Brought to you by AGWorld.

 

We give you the skinny in the big bad world of logistics. Read this curated collection of articles every month to learn about the latest developments and most pressing problems facing our fast-changing industry. 

 

1.

PEAK SEASON SURGE: LATE TO ARRIVE, BUT HERE

Market trends seemed to indicate a low-key peak season this year, but the rise in prices for containerized imports from Asia to the U.S. this past week signals that a late peak season surge is currently underway. With space on vessels tight – at least until products are on the shelves for Black Friday - importers who exceed the amount of freight they had signed for in service contracts with vessels will have to pay extra.

 

2.

WAREHOUSE SPACE TIGHT NEAR WEST COAST PORTS

The lack of available warehouse space near major West Coast ports is pushing developers to move inland into less desirable areas and to take up Class B and B- properties that require significant renovation. Demand is outpacing the supply of warehouse and distribution properties nationwide; vacancy levels have dropped to a 16- year low. The industry expects to see 4-5% annual growth in rental rates for the next few years and shippers may have to absorb higher transportation costs to move cargo farther inland.

 

3.

WILL MANILA DEFEAT PORT CONGESTION WITH TECH THIS HOLIDAY SEASON?
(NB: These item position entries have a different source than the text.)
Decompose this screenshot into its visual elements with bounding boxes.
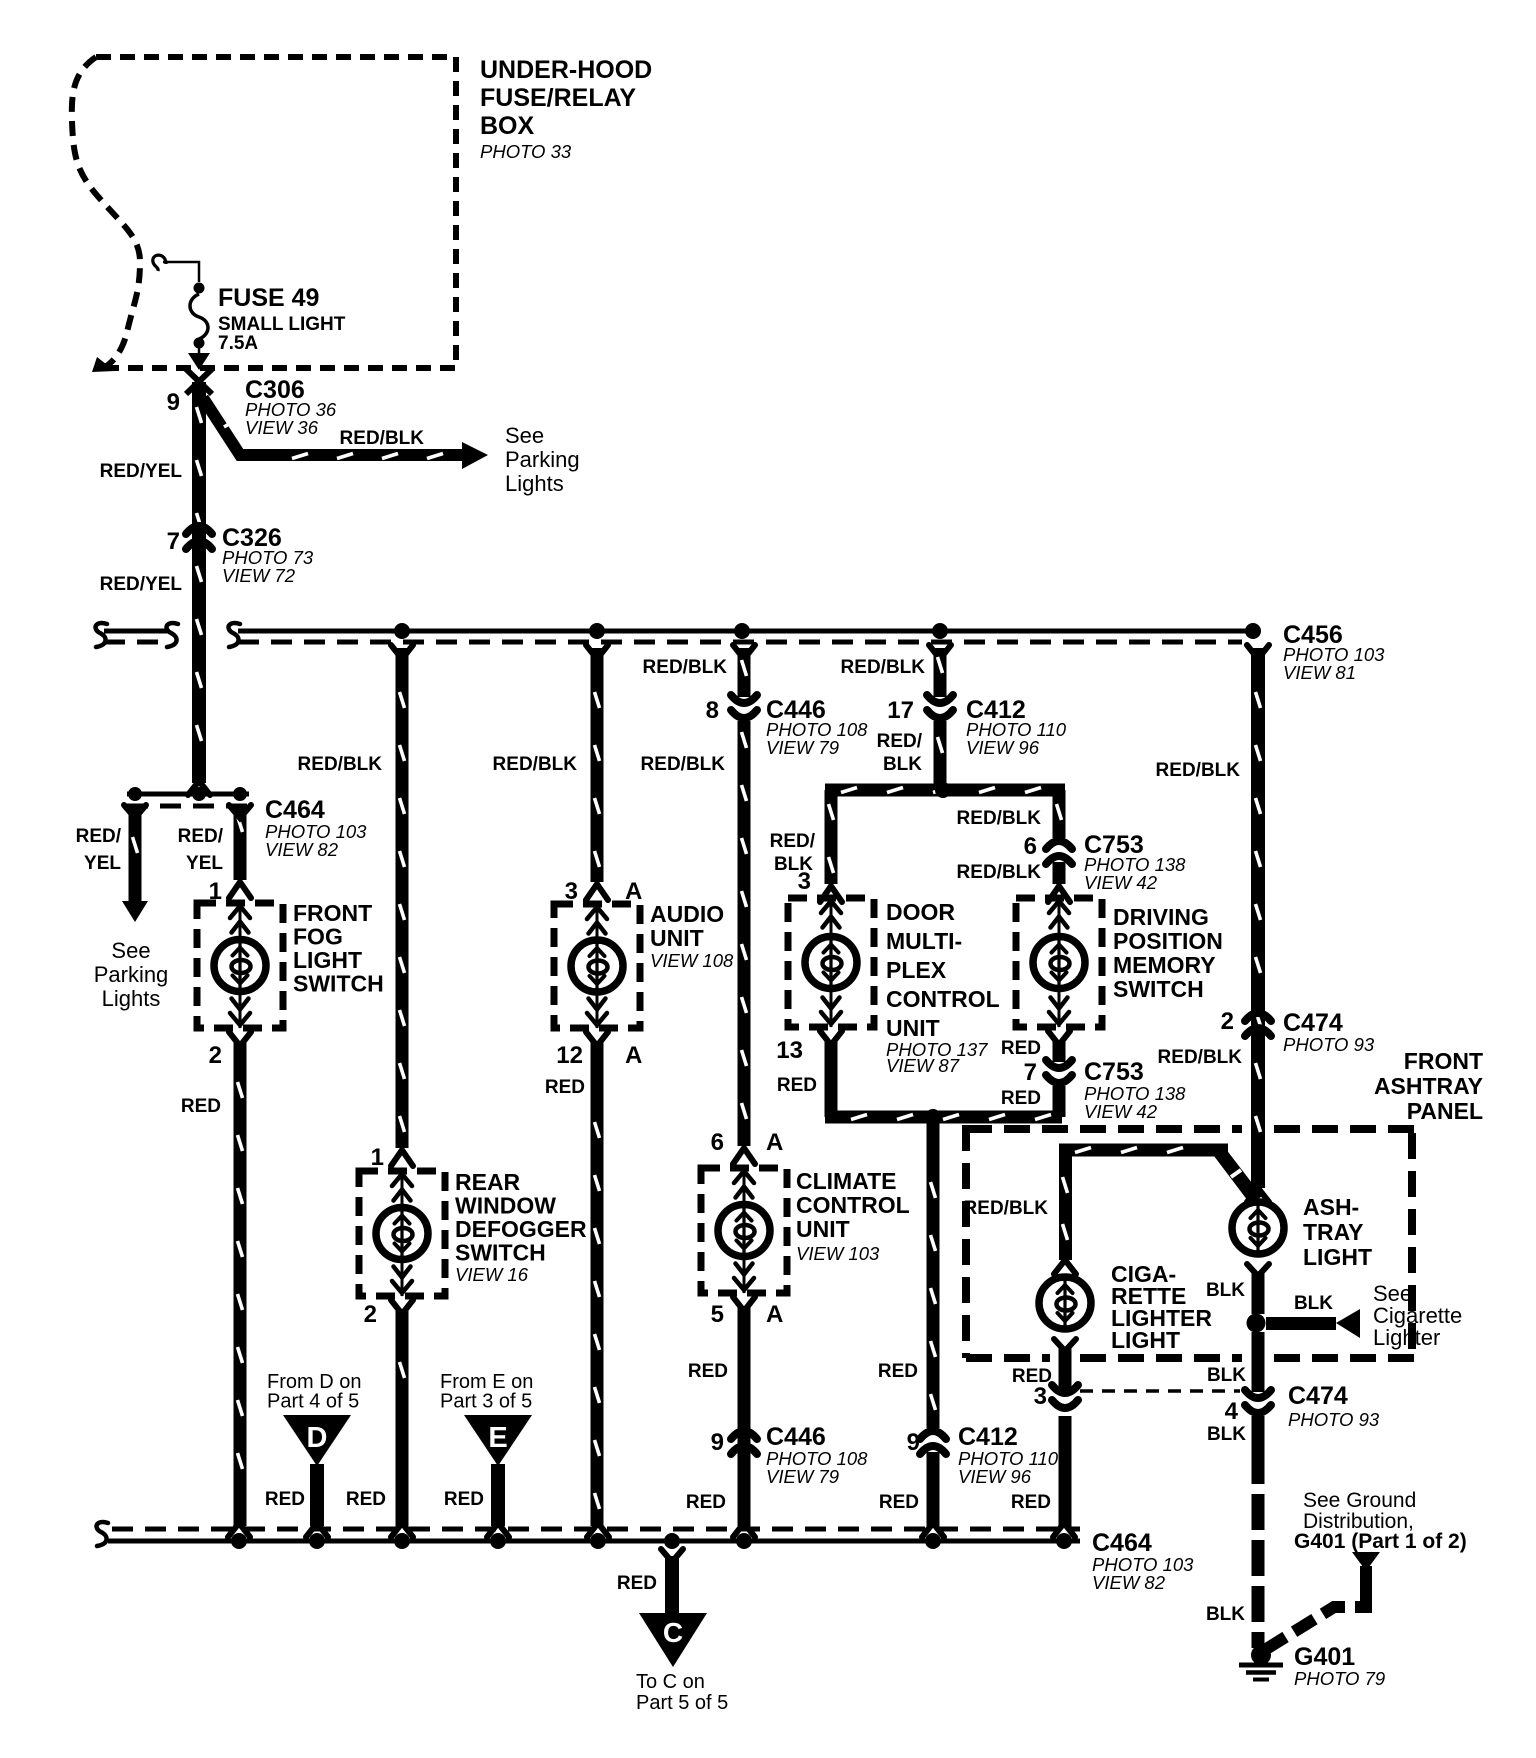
svg-text:C474: C474 bbox=[1288, 1382, 1348, 1410]
svg-text:6: 6 bbox=[711, 1129, 724, 1156]
svg-text:RED/BLK: RED/BLK bbox=[643, 657, 728, 678]
svg-text:12: 12 bbox=[556, 1042, 583, 1069]
svg-text:RED/YEL: RED/YEL bbox=[100, 574, 183, 595]
svg-text:FRONT: FRONT bbox=[293, 900, 372, 926]
svg-text:VIEW 72: VIEW 72 bbox=[222, 565, 296, 586]
svg-text:MULTI-: MULTI- bbox=[886, 928, 962, 954]
svg-text:E: E bbox=[488, 1422, 507, 1454]
svg-text:9: 9 bbox=[167, 389, 180, 416]
svg-text:Lights: Lights bbox=[102, 986, 161, 1011]
svg-text:VIEW 87: VIEW 87 bbox=[886, 1055, 960, 1076]
svg-text:TRAY: TRAY bbox=[1303, 1219, 1364, 1245]
svg-text:RED/BLK: RED/BLK bbox=[641, 754, 726, 775]
svg-text:RED: RED bbox=[777, 1075, 817, 1096]
svg-text:VIEW 42: VIEW 42 bbox=[1084, 1101, 1158, 1122]
svg-text:C412: C412 bbox=[958, 1423, 1018, 1451]
svg-text:DEFOGGER: DEFOGGER bbox=[455, 1216, 587, 1242]
svg-text:5: 5 bbox=[711, 1301, 724, 1328]
svg-text:SWITCH: SWITCH bbox=[455, 1240, 546, 1266]
svg-text:RED: RED bbox=[688, 1361, 728, 1382]
svg-text:C446: C446 bbox=[766, 1423, 826, 1451]
svg-text:17: 17 bbox=[887, 697, 914, 724]
svg-text:C464: C464 bbox=[265, 796, 325, 824]
svg-text:To C on: To C on bbox=[636, 1671, 705, 1693]
svg-text:G401 (Part 1 of 2): G401 (Part 1 of 2) bbox=[1294, 1530, 1467, 1553]
svg-text:RED/: RED/ bbox=[770, 831, 816, 852]
svg-text:RED: RED bbox=[444, 1489, 484, 1510]
svg-text:PHOTO 93: PHOTO 93 bbox=[1283, 1034, 1375, 1055]
svg-text:RED: RED bbox=[346, 1489, 386, 1510]
svg-text:RED: RED bbox=[265, 1489, 305, 1510]
svg-text:RED: RED bbox=[617, 1573, 657, 1594]
svg-text:VIEW 79: VIEW 79 bbox=[766, 1466, 839, 1487]
svg-text:RED/BLK: RED/BLK bbox=[1158, 1047, 1243, 1068]
svg-text:3: 3 bbox=[798, 868, 811, 895]
svg-text:13: 13 bbox=[776, 1037, 803, 1064]
svg-text:C: C bbox=[663, 1617, 683, 1648]
svg-text:WINDOW: WINDOW bbox=[455, 1193, 556, 1219]
svg-text:RED: RED bbox=[181, 1096, 221, 1117]
svg-text:SWITCH: SWITCH bbox=[1113, 976, 1204, 1002]
svg-text:2: 2 bbox=[364, 1301, 377, 1328]
svg-text:See: See bbox=[111, 938, 150, 963]
svg-text:BLK: BLK bbox=[883, 754, 922, 775]
svg-text:RED/BLK: RED/BLK bbox=[957, 862, 1042, 883]
svg-text:SWITCH: SWITCH bbox=[293, 971, 384, 997]
svg-text:VIEW 108: VIEW 108 bbox=[650, 950, 734, 971]
svg-text:BLK: BLK bbox=[1294, 1293, 1333, 1314]
svg-text:Parking: Parking bbox=[94, 962, 169, 987]
svg-text:RED: RED bbox=[879, 1492, 919, 1513]
svg-text:Lighter: Lighter bbox=[1373, 1325, 1440, 1350]
svg-text:RED/BLK: RED/BLK bbox=[493, 754, 578, 775]
svg-text:REAR: REAR bbox=[455, 1169, 521, 1195]
svg-text:7.5A: 7.5A bbox=[218, 333, 258, 354]
svg-text:See: See bbox=[505, 423, 544, 448]
svg-text:DOOR: DOOR bbox=[886, 899, 955, 925]
svg-text:3: 3 bbox=[1034, 1383, 1047, 1410]
svg-text:6: 6 bbox=[1024, 833, 1037, 860]
svg-text:CONTROL: CONTROL bbox=[796, 1192, 910, 1218]
svg-text:FUSE/RELAY: FUSE/RELAY bbox=[480, 84, 636, 112]
svg-text:PLEX: PLEX bbox=[886, 957, 947, 983]
svg-text:RED: RED bbox=[878, 1361, 918, 1382]
svg-text:RED: RED bbox=[1011, 1492, 1051, 1513]
svg-text:VIEW 16: VIEW 16 bbox=[455, 1264, 529, 1285]
svg-text:BLK: BLK bbox=[1207, 1424, 1246, 1445]
svg-text:RED: RED bbox=[545, 1077, 585, 1098]
svg-text:RED/BLK: RED/BLK bbox=[957, 808, 1042, 829]
svg-text:UNIT: UNIT bbox=[796, 1216, 850, 1242]
svg-text:VIEW 96: VIEW 96 bbox=[958, 1466, 1032, 1487]
svg-text:BLK: BLK bbox=[1207, 1365, 1246, 1386]
svg-text:PHOTO 79: PHOTO 79 bbox=[1294, 1668, 1385, 1689]
svg-text:RED/YEL: RED/YEL bbox=[100, 461, 183, 482]
svg-text:MEMORY: MEMORY bbox=[1113, 952, 1216, 978]
svg-text:RED: RED bbox=[686, 1492, 726, 1513]
svg-text:A: A bbox=[766, 1301, 783, 1328]
svg-text:1: 1 bbox=[371, 1144, 384, 1171]
svg-text:G401: G401 bbox=[1294, 1643, 1355, 1671]
svg-text:A: A bbox=[625, 1042, 642, 1069]
svg-text:DRIVING: DRIVING bbox=[1113, 904, 1209, 930]
svg-text:Lights: Lights bbox=[505, 471, 564, 496]
svg-text:AUDIO: AUDIO bbox=[650, 901, 724, 927]
svg-text:Part 3 of 5: Part 3 of 5 bbox=[440, 1391, 532, 1413]
svg-text:CLIMATE: CLIMATE bbox=[796, 1168, 897, 1194]
svg-text:7: 7 bbox=[167, 528, 180, 555]
svg-text:VIEW 82: VIEW 82 bbox=[1092, 1572, 1166, 1593]
svg-text:9: 9 bbox=[907, 1429, 920, 1456]
svg-text:A: A bbox=[766, 1129, 783, 1156]
svg-text:FOG: FOG bbox=[293, 924, 343, 950]
svg-text:PANEL: PANEL bbox=[1407, 1098, 1483, 1124]
svg-text:BLK: BLK bbox=[1206, 1280, 1245, 1301]
svg-text:RED: RED bbox=[1001, 1088, 1041, 1109]
svg-text:CONTROL: CONTROL bbox=[886, 986, 1000, 1012]
svg-text:RED/: RED/ bbox=[178, 826, 224, 847]
svg-text:LIGHT: LIGHT bbox=[293, 947, 362, 973]
svg-text:See Ground: See Ground bbox=[1303, 1489, 1416, 1512]
svg-text:RED/BLK: RED/BLK bbox=[964, 1198, 1049, 1219]
svg-text:VIEW 82: VIEW 82 bbox=[265, 839, 339, 860]
svg-text:Part 4 of 5: Part 4 of 5 bbox=[267, 1391, 359, 1413]
svg-text:9: 9 bbox=[711, 1429, 724, 1456]
svg-text:UNDER-HOOD: UNDER-HOOD bbox=[480, 56, 652, 84]
svg-text:PHOTO 93: PHOTO 93 bbox=[1288, 1409, 1380, 1430]
svg-text:RED/: RED/ bbox=[76, 826, 122, 847]
svg-text:RED: RED bbox=[1001, 1038, 1041, 1059]
svg-text:LIGHT: LIGHT bbox=[1111, 1327, 1180, 1353]
svg-text:ASH-: ASH- bbox=[1303, 1194, 1359, 1220]
svg-text:FUSE 49: FUSE 49 bbox=[218, 284, 319, 312]
svg-text:VIEW 81: VIEW 81 bbox=[1283, 662, 1356, 683]
svg-text:UNIT: UNIT bbox=[650, 925, 704, 951]
svg-text:RED/: RED/ bbox=[877, 731, 923, 752]
svg-text:YEL: YEL bbox=[186, 853, 223, 874]
svg-text:C753: C753 bbox=[1084, 1058, 1144, 1086]
svg-text:POSITION: POSITION bbox=[1113, 928, 1223, 954]
svg-text:PHOTO 33: PHOTO 33 bbox=[480, 141, 572, 162]
svg-text:7: 7 bbox=[1024, 1059, 1037, 1086]
svg-text:Part 5 of 5: Part 5 of 5 bbox=[636, 1692, 728, 1714]
svg-text:BLK: BLK bbox=[1206, 1604, 1245, 1625]
svg-text:FRONT: FRONT bbox=[1404, 1048, 1483, 1074]
svg-text:2: 2 bbox=[1221, 1008, 1234, 1035]
svg-text:SMALL LIGHT: SMALL LIGHT bbox=[218, 314, 346, 335]
svg-text:VIEW 79: VIEW 79 bbox=[766, 737, 839, 758]
svg-text:VIEW 36: VIEW 36 bbox=[245, 417, 319, 438]
svg-text:BOX: BOX bbox=[480, 112, 535, 140]
svg-text:RED/BLK: RED/BLK bbox=[1156, 760, 1241, 781]
svg-text:4: 4 bbox=[1225, 1398, 1239, 1425]
svg-text:8: 8 bbox=[706, 697, 719, 724]
svg-text:VIEW 42: VIEW 42 bbox=[1084, 872, 1158, 893]
svg-text:YEL: YEL bbox=[84, 853, 121, 874]
svg-text:VIEW 96: VIEW 96 bbox=[966, 737, 1040, 758]
svg-text:2: 2 bbox=[209, 1042, 222, 1069]
svg-text:VIEW 103: VIEW 103 bbox=[796, 1243, 880, 1264]
svg-text:C464: C464 bbox=[1092, 1529, 1152, 1557]
svg-text:RED/BLK: RED/BLK bbox=[298, 754, 383, 775]
svg-text:C474: C474 bbox=[1283, 1009, 1343, 1037]
svg-text:UNIT: UNIT bbox=[886, 1015, 940, 1041]
svg-text:ASHTRAY: ASHTRAY bbox=[1374, 1073, 1483, 1099]
svg-text:Parking: Parking bbox=[505, 447, 580, 472]
svg-text:D: D bbox=[307, 1422, 328, 1454]
svg-text:RED/BLK: RED/BLK bbox=[841, 657, 926, 678]
svg-text:LIGHT: LIGHT bbox=[1303, 1244, 1372, 1270]
svg-text:RED/BLK: RED/BLK bbox=[340, 428, 425, 449]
The Port of Manila is seeing triple the productivity in the yard after launching a new terminal appointment and booking system this year. Port officials have great expectations. Operating at a speed of 25 – 30 moves per hour compared to 10 moves per hour during periods of congestion, officials are optimistic the port will be able to handle the increase of volume leading up to the Christmas season.

 

4.

MEGASHIPS “BUNCHING” CREATES A BUNCH OF PROBLEMS FOR PORTS

When multiple large vessels call in close succession from one another, ports on the East and West Coast scramble to deploy the equipment and labor needed to unload them, causing productivity problems on the docks. Many variables can complicate this situation: whether a vessel is making a first call, when it’s arriving, how high the containers are stacked, and the need to lash containers for the voyage. Vessel bunching, as it is called, strains port resources both during and after the calls.

 

5.

CHINA EXPORT GROWTH TO SLOW, IMPORTS TO RISE

Contrary to the popular perception that higher wages are causing the manufacturing sector to slow down in China, it’s the entrance of Vietnam to the WTO and its improved infrastructure that is posing a rising challenging to China’s manufacturing might, says a senior economic at IHS Markit. China’s exports will continue to slow while Vietnam leads the pack of Asian nations, including India, Indonesia, and ASEAN, down a road of faster growth. On the flip side, imports will rise as China’s domestic consumption grows from one-third of consumption in Asia to two-thirds over the next two decades.